1. A communication device comprising: an echo canceller adapted to cancel most of an echo of a far end signal found in a microphone signal, said echo canceller providing an echo canceled signal with a residual echo therein; and a residual echo system adapted to suppress said residual echo when said echo canceller cancels a significant amount of echo.

2. A communication device according to claim 1 and wherein said residual echo system includes a residual echo detector adapted to detect when the energy of said microphone signal is significantly higher than the energy of said echo canceled signal.

3. A communication device according to claim 1 and wherein said residual echo system includes a residual echo suppressing encoder adapted to transmit comfort noise when said echo canceller cancels a significant amount of echo.

4. A communication device according to claim 3 and wherein said encoder is adapted to update said comfort noise from background noise but not when said echo canceller cancels a significant amount of echo.

5. A communication device according to claim 3 wherein a significant amount of echo means 10dB of echo.
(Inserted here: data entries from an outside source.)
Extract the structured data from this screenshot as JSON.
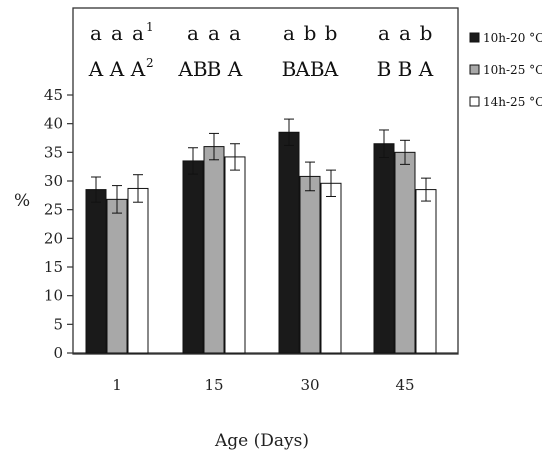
{
  "chart_data": {
    "type": "bar",
    "categories": [
      "1",
      "15",
      "30",
      "45"
    ],
    "xlabel": "Age (Days)",
    "ylabel": "%",
    "ylim": [
      0,
      45
    ],
    "yticks": [
      0,
      5,
      10,
      15,
      20,
      25,
      30,
      35,
      40,
      45
    ],
    "error_bars": true,
    "legend_position": "right",
    "series": [
      {
        "name": "10h-20 °C",
        "color": "#1a1a1a",
        "values": [
          28.5,
          33.5,
          38.5,
          36.5
        ],
        "errors": [
          2.2,
          2.3,
          2.3,
          2.4
        ]
      },
      {
        "name": "10h-25 °C",
        "color": "#a8a8a8",
        "values": [
          26.8,
          36.0,
          30.8,
          35.0
        ],
        "errors": [
          2.4,
          2.3,
          2.5,
          2.1
        ]
      },
      {
        "name": "14h-25 °C",
        "color": "#ffffff",
        "values": [
          28.7,
          34.2,
          29.6,
          28.5
        ],
        "errors": [
          2.4,
          2.3,
          2.3,
          2.0
        ]
      }
    ],
    "annotations": {
      "lowercase": [
        [
          "a",
          "a",
          "a"
        ],
        [
          "a",
          "a",
          "a"
        ],
        [
          "a",
          "b",
          "b"
        ],
        [
          "a",
          "a",
          "b"
        ]
      ],
      "uppercase": [
        [
          "A",
          "A",
          "A"
        ],
        [
          "AB",
          "B",
          "A"
        ],
        [
          "B",
          "AB",
          "A"
        ],
        [
          "B",
          "B",
          "A"
        ]
      ],
      "superscripts": {
        "lowercase_group1_bar3": "1",
        "uppercase_group1_bar3": "2"
      }
    }
  }
}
6. A communication device according to claim 1 and wherein said residual echo system includes a residual echo suppressing encoder adapted to transmit said echo canceled signal at a low rate when said echo canceller cancels a significant amount of echo.

7. A communication device according to claim 1 wherein significantly higher means 10dB.

8. A residual echo system comprising: a residual echo detector adapted to detect when the energy of a microphone signal is significantly higher than the energy of an echo canceled signal and adapted to produce a detection signal in response; and a residual echo suppressing encoder adapted to transmit comfort noise upon receipt of said detection signal.

9. A system according to claim 8 and wherein said encoder is adapted to update said comfort noise from background noise but not when said encoder receives said detection signal.

10. A residual echo system comprising: a residual echo detector adapted to detect when the energy of a microphone signal is significantly higher than the energy of an echo canceled signal and adapted to produce a detection signal in response; and a residual echo suppressing encoder adapted to transmit said echo canceled signal at a low rate upon receipt of said detection

signal.

11. An integrated circuit (IC) having a residual echo system, the system comprising: a residual echo detector adapted to detect when the energy of a microphone signal is significantly higher than the energy of an echo canceled signal and adapted to produce a detection signal in response; and a residual echo suppressing encoder adapted to transmit

comfort noise upon receipt of said detection signal.

12. An IC according to claim 1 1 and wherein said encoder is adapted to update said comfort noise from background noise but not when said encoder receives said detection signal.

13. An IC having a residual echo system, the system comprising: a residual echo detector adapted to detect when the energy of a microphone signal is significantly higher than the energy of an echo canceled signal and adapted to produce a detection signal in response; and a residual echo suppressing encoder adapted to transmit said echo canceled signal at a low rate upon receipt of said detection

signal.

14. A method comprising: canceling most of an echo of a far end signal found in a microphone signal and providing an echo canceled signal with a residual echo therein; and suppressing said residual echo when a significant amount of echo is canceled in said canceling.

15. A method according to claim 14 and wherein said suppressing includes detecting when the energy of said microphone signal is significantly higher than the energy of said echo canceled signal.

16. A method according to claim 14 and wherein said suppressing includes transmitting comfort noise when a significant amount of echo is cancelled in said canceling.

17. A method according to claim 16 and wherein said transmitting includes updating said comfort noise from background noise but not when a significant amount of echo is cancelled in said canceling.

18. A method according to claim 14 and wherein said suppressing includes transmitting said echo canceled signal at a low rate when a significant amount of echo is cancelled in said canceling.